The Restorative Justice Project Maine is rooted in an eclectic, evidence-based set of beliefs and practices:
- Restorative Justice is a grounding philosophy that fosters a Transformative Process for individuals and the community. It is rooted in a relational world-view emphasizing connection and community. This sense of interconnection is profoundly demonstrated by the Southern African concept of “Ubuntu” which loosely translates to: “A person is a person through people.” It is based on the belief that through connection, not exclusion, balance can be restored when harm has been done. The transformative approach requires faith that people have it within themselves to find their way through conflict when given a safe space and the opportunity for authentic communication to take place.
- Restorative Justice espouses to a Strengths-Based approach to mentoring. This is a process of practice rather than a theory. The primary goal is to assist individuals in identifying and building upon their innate strengths. This is based on the beliefs that:
- All human beings have the capacity to learn, grow and change
- All families have strengths
- We don’t know anyone’s upper limits
- All of our participants are creative, human beings doing the best they can at the moment
- Human beings do not make life changes overnight. Each of us goes through a process when we decide to make changes in our lives. The Restorative Justice Project utilizes a model of Stages of Change that teaches us that behavior change involves progression through six basic stages of change. This is a normal, human process and each individual thinks and behaves differently through each stage of the process of change. How a mentor relates to a participant during each stage of change can greatly impact how successful the mentoring experience is.
- Motivational Interviewing is a way of “being” with an individual as he/she progresses through Stages of Change. All humans experience “ambivalence” regarding change. Motivational Interviewing helps individuals to better understand that ambivalence, so they are better able to make healthy decisions regarding change. By helping participants address the fluctuation between opposing behaviors and thoughts, the mentor provides a safe environment for the participant to think about change.

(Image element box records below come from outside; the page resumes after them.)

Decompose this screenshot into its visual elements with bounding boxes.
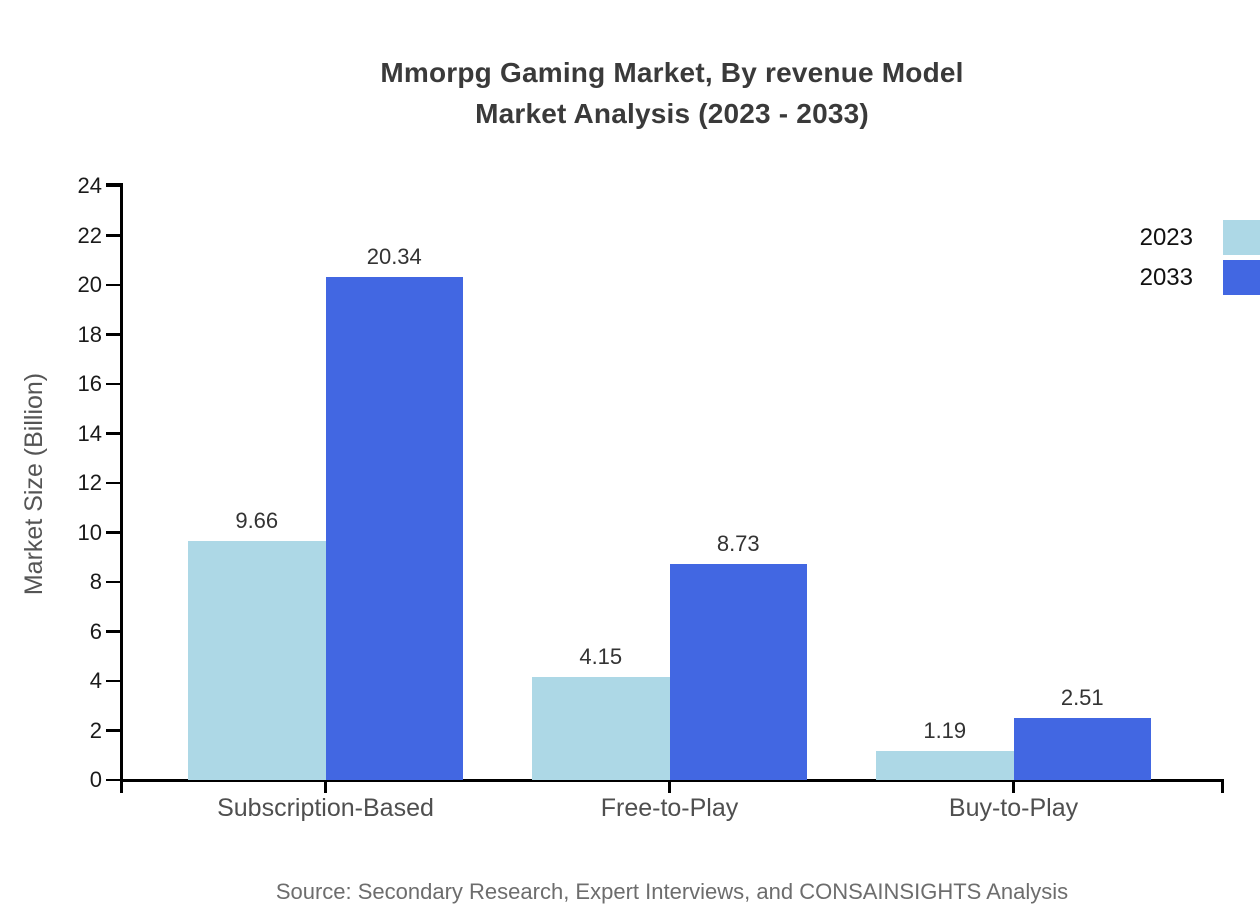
bar-2023-free-to-play	[532, 677, 670, 780]
x-tick	[324, 780, 327, 793]
y-tick-label: 14	[77, 420, 102, 446]
y-tick	[106, 184, 121, 188]
y-tick-label: 18	[77, 321, 102, 347]
y-tick-label: 22	[77, 222, 102, 248]
bar-value-label: 4.15	[579, 644, 623, 670]
y-tick-label: 0	[89, 767, 102, 792]
bar-value-label: 1.19	[923, 717, 967, 743]
source-note: Source: Secondary Research, Expert Inter…	[275, 879, 1069, 904]
y-tick-label: 2	[89, 717, 102, 743]
y-axis-line	[119, 183, 123, 793]
x-axis-line	[119, 779, 1224, 782]
chart-title: Mmorpg Gaming Market, By revenue Model M…	[122, 52, 1222, 134]
legend-swatch-2023	[1223, 220, 1260, 255]
y-tick	[106, 333, 121, 336]
bar-value-label: 20.34	[366, 243, 422, 269]
bar-2023-buy-to-play	[876, 750, 1014, 780]
x-tick	[1012, 780, 1015, 793]
bar-2023-subscription-based	[188, 540, 326, 780]
y-tick	[106, 679, 121, 683]
legend-label-2033: 2033	[1139, 264, 1193, 291]
category-label: Buy-to-Play	[948, 794, 1079, 822]
y-tick	[106, 283, 121, 287]
y-tick	[106, 580, 121, 584]
y-tick-label: 6	[89, 618, 102, 644]
y-tick-label: 10	[77, 519, 102, 545]
bar-value-label: 9.66	[235, 507, 279, 533]
y-tick-label: 4	[89, 668, 102, 693]
y-tick-label: 20	[77, 272, 102, 297]
y-tick-label: 16	[77, 371, 102, 396]
y-tick	[106, 481, 121, 485]
y-tick	[106, 382, 121, 386]
bar-2033-subscription-based	[325, 276, 463, 780]
y-tick	[106, 630, 121, 633]
bar-2033-buy-to-play	[1013, 717, 1151, 780]
x-tick	[668, 780, 671, 793]
y-tick	[106, 778, 121, 782]
category-label: Subscription-Based	[217, 794, 434, 822]
y-tick	[106, 234, 121, 237]
x-axis-end-tick	[1220, 779, 1224, 793]
category-label: Free-to-Play	[600, 794, 739, 822]
y-axis-end-tick	[106, 183, 121, 186]
y-tick-label: 24	[77, 173, 102, 198]
bar-2033-free-to-play	[669, 563, 807, 780]
bar-value-label: 8.73	[716, 530, 760, 556]
chart-title-line2: Market Analysis (2023 - 2033)	[475, 98, 869, 129]
y-tick-label: 12	[77, 470, 102, 495]
legend-label-2023: 2023	[1139, 224, 1193, 251]
y-tick	[106, 432, 121, 435]
legend-swatch-2033	[1223, 259, 1260, 295]
y-tick-label: 8	[89, 569, 102, 594]
chart-title-line1: Mmorpg Gaming Market, By revenue Model	[380, 57, 964, 88]
bar-value-label: 2.51	[1060, 684, 1104, 710]
y-tick	[106, 531, 121, 534]
y-tick	[106, 729, 121, 732]
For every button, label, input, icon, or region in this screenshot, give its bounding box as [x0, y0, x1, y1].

- All human beings have certain Basic Needs that need to be addressed in a relatively progressive order for an individual to reach his/her full potential. Abraham Maslow has provided a hierarchy of needs that can be utilized as a road map for mentors in working with participants: Physiological needs (food, clothing, shelter) are the first primary needs that must be addressed; followed by safety needs; needs of love, affection and belongingness; needs for self esteem; and, finally, needs for self-actualization.
- The majority of RJP participants have experienced some form of poverty, whether generational, situational, or working-class poverty. Poverty stereotypes and judgments must be challenged in order to break Poverty Barriers. Growing up in poverty does cause pain, and this environment impacts a person’s ability to develop to his/her full potential. However, people are dynamic, not static. Resources, opportunities and connections can assist people to success in education, employment and life. Poverty hurts, but it does not leave a “deficient” person that needs to be fixed or compensated for. Poverty is deficient; people are incredible and have many strengths to contribute to their growth.